In 2009, oriis was in the ears of a woman in Japan (
Latin is the ear).
It seemed harmless at the time and was the cousin of a common, easy-to-treat fungal infection.
Three years later, it appeared in an unusual test result in the Dr Lab.
Jacques Meis, a microbiology based in Nijmegen, the Netherlands, is analyzing blood flow infections in 18 patients from four hospitals in India.
Soon, the new C.
Orius seems to be in different parts of the world with the passage of a month. The C. D. C.
Investigators think C.
Auris began in Asia and spread around the world.
However, when the agency compared the entire genome of auris samples from India and Pakistan, Venezuela, South Africa and Japan, it was found that its origin was not a single place and there was no auris strain.
Genome sequencing showed that the fungus had four different versions, and because the differences were so large, they believed that these strains had been differentiated thousands of years ago, at the same time, resistant pathogens were present in four different places as harmless environmental strains.
"Somehow it seems to jump almost at the same time as it seems, it seems to spread, and it has Resistance, which is really worrying --boggling,” Dr.
Said Vallabhaneni.
There are different theories about what happened in C. auris. Dr.
Meis, a Dutch researcher, said he believed
Thanks to the extensive use of fungicides on crops, resistant fungi are developing. Dr.
When Meis heard of a case of 63-, he developed an interest in antagonistic fungiyear-
An old Dutch patient died in 2005 of a fungus called aspergagen.
It turns out to be resistant to the front
A fungal drug called isuzole.
This drug is a virtual copy of the pesticide, which is used for crop dust around the world and accounts for more than one --
Sales of fungal killing agents are third.
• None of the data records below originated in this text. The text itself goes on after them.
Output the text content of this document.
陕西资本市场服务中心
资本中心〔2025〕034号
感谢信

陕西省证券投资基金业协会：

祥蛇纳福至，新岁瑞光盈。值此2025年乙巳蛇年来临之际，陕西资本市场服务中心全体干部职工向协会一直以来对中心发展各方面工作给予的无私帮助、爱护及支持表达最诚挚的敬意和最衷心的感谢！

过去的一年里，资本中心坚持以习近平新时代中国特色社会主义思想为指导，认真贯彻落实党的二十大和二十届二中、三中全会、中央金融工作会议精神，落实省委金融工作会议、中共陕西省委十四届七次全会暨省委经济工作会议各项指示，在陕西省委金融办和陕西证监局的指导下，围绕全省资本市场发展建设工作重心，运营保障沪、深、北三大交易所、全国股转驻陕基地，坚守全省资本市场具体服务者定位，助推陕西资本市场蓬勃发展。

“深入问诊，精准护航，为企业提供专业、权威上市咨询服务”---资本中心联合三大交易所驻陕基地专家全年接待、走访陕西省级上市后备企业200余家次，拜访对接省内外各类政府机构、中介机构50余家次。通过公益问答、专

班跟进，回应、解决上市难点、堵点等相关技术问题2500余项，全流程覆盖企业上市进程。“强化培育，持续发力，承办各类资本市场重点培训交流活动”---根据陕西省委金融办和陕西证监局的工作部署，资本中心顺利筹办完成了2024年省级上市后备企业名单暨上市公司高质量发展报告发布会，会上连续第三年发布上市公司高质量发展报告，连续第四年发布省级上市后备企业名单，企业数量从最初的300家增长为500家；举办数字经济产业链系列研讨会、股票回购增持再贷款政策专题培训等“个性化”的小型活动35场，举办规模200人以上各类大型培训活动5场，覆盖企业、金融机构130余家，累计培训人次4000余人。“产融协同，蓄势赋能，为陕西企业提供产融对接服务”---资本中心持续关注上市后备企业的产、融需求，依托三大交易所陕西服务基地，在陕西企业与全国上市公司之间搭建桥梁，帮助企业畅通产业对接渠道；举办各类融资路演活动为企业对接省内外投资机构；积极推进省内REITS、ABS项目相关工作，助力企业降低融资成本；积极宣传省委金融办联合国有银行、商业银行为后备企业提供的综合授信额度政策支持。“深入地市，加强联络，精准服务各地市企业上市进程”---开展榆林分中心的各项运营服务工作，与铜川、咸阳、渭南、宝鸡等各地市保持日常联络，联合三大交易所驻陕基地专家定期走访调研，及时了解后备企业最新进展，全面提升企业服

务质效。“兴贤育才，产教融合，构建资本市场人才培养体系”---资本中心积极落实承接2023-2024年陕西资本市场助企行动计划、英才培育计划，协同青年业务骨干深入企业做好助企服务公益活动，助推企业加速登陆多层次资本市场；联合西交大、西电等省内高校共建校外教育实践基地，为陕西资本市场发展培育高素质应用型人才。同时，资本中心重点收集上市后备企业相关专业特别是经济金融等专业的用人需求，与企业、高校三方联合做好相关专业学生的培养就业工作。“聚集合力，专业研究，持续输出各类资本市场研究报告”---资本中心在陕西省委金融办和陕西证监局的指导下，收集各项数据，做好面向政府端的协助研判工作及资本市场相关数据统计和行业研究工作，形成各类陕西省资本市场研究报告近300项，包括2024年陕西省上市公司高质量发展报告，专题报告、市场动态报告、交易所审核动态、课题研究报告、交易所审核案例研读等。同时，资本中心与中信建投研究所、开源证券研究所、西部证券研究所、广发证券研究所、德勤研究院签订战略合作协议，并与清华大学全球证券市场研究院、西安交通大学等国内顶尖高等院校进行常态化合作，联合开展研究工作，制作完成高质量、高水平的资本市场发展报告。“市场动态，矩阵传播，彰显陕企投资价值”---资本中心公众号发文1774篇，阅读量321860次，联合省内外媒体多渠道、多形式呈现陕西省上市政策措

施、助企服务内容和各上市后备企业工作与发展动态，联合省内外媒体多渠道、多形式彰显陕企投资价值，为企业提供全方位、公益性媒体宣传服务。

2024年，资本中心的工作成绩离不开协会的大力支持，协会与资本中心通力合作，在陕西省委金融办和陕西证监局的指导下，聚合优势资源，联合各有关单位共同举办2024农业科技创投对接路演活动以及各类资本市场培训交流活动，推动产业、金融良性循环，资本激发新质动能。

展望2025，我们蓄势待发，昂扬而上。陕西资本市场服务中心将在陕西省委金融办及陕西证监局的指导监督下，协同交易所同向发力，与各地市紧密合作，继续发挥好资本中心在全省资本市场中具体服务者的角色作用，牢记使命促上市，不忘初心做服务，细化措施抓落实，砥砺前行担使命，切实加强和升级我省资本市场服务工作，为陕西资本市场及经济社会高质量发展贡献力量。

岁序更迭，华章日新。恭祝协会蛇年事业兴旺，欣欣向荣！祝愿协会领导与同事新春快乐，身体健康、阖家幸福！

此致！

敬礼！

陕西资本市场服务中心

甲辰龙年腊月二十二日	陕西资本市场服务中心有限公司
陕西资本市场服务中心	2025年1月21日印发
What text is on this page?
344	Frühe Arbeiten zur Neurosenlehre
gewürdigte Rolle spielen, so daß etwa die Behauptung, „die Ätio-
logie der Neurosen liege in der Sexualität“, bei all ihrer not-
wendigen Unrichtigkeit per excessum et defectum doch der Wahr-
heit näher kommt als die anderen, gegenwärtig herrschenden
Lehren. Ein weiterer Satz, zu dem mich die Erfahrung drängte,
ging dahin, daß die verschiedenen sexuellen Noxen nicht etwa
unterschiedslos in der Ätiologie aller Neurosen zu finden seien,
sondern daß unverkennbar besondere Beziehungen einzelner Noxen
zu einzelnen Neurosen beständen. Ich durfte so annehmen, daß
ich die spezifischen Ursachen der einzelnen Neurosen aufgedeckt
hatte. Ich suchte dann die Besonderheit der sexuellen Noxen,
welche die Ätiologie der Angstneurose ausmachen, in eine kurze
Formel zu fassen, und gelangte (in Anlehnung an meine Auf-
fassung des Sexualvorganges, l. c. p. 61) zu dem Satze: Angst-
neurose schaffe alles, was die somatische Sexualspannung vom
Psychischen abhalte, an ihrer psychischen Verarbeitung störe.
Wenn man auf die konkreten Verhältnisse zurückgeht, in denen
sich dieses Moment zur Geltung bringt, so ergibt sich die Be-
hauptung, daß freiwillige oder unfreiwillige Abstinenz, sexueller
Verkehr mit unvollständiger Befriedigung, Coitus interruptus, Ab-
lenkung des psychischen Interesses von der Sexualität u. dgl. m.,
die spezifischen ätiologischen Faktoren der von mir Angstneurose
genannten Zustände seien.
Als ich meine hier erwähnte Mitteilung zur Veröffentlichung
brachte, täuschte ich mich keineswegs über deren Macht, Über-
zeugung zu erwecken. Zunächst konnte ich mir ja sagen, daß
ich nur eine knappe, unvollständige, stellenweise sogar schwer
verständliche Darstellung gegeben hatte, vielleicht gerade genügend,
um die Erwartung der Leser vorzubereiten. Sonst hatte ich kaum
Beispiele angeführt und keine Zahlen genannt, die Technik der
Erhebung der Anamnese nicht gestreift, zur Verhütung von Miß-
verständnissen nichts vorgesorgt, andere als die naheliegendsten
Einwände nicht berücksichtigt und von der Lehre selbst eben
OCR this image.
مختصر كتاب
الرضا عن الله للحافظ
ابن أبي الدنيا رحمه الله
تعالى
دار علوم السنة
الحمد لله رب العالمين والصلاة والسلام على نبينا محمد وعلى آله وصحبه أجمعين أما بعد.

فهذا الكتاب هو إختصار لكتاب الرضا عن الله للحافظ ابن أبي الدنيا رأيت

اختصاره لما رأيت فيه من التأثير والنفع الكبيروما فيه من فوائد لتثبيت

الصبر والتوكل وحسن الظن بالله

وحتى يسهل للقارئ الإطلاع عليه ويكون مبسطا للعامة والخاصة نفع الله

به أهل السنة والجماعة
A 2013 paper by Plos Pathogens says that drugs-
Resistant fungi have emerged in the environment where the use of the ozonides.
For example, this fungus appears in 12% of Dutch soil samples and also in "flower beds, compost, leaves, plant seeds, tea garden soil samples, rice fields, hospital environments, aviation samples from hospitals”Dr.
Visited C. D. C.
Last summer, sharing research and theory, the same thing happened in C.
Auris was also found in the soil: Azoles created such a harsh environment that fungi were evolving and resistant strains survived.
This is similar to the concern that drug-resistant bacteria are growing due to the excessive use of antibiotics in livestock for health and growth.
As with the use of antibiotics in farm animals, the use of azol drugs is widespread in crops. "In all things
Potatoes, beans, wheat, anything you can think of, tomatoes, onions . "
Rhodes is an infectious disease expert in London.
"We push this by using a disinfectant on the crop. ”Dr.
The theory of Chiller thinks C.
Auris may benefit from the extensive use of fungicides.
His idea is C.
Auris has actually existed for thousands of years and is hidden in the cracks of the world, a bug that is not particularly aggressive.
But with the beginning of the destruction of more common fungi, C.
Auris enters the breach, a bacteria that has the ability to resist fungicides easily, and is now suitable for a world that is less resistant to fungi.
The mystery of C.
The emergence of Auris remains unresolved, and its origins do not seem to be as important at the moment as stopping transmission.
Currently, uncertainty around C.
Auris leads to an atmosphere of fear, sometimes even of denial.
Jasmine Cutler, 29, visited her last spring. year-
The old father was admitted to a hospital in New York City due to complications from surgery last month.
When she arrived at his room, she found out that he had been sitting in his own feces on the recliner for at least an hour, as no one came when he asked for help using the bathroom. Ms.
Cutler said she knew very well that the staff did not dare to touch him because a test showed he was carrying C. auris.
"I saw the doctor and the nurse look in the window of his room," she said . ".
"My father is not a guinea pig.
You don't treat him like a monster on the show.
He was finally discharged from the hospital and told him to stop carrying fungus.
But he declined to be named, saying he was concerned about a terrible infection.
Anna halero contributed to the reports of Rafael Mingde in Caracas, Venezuela and Valencia, Spain.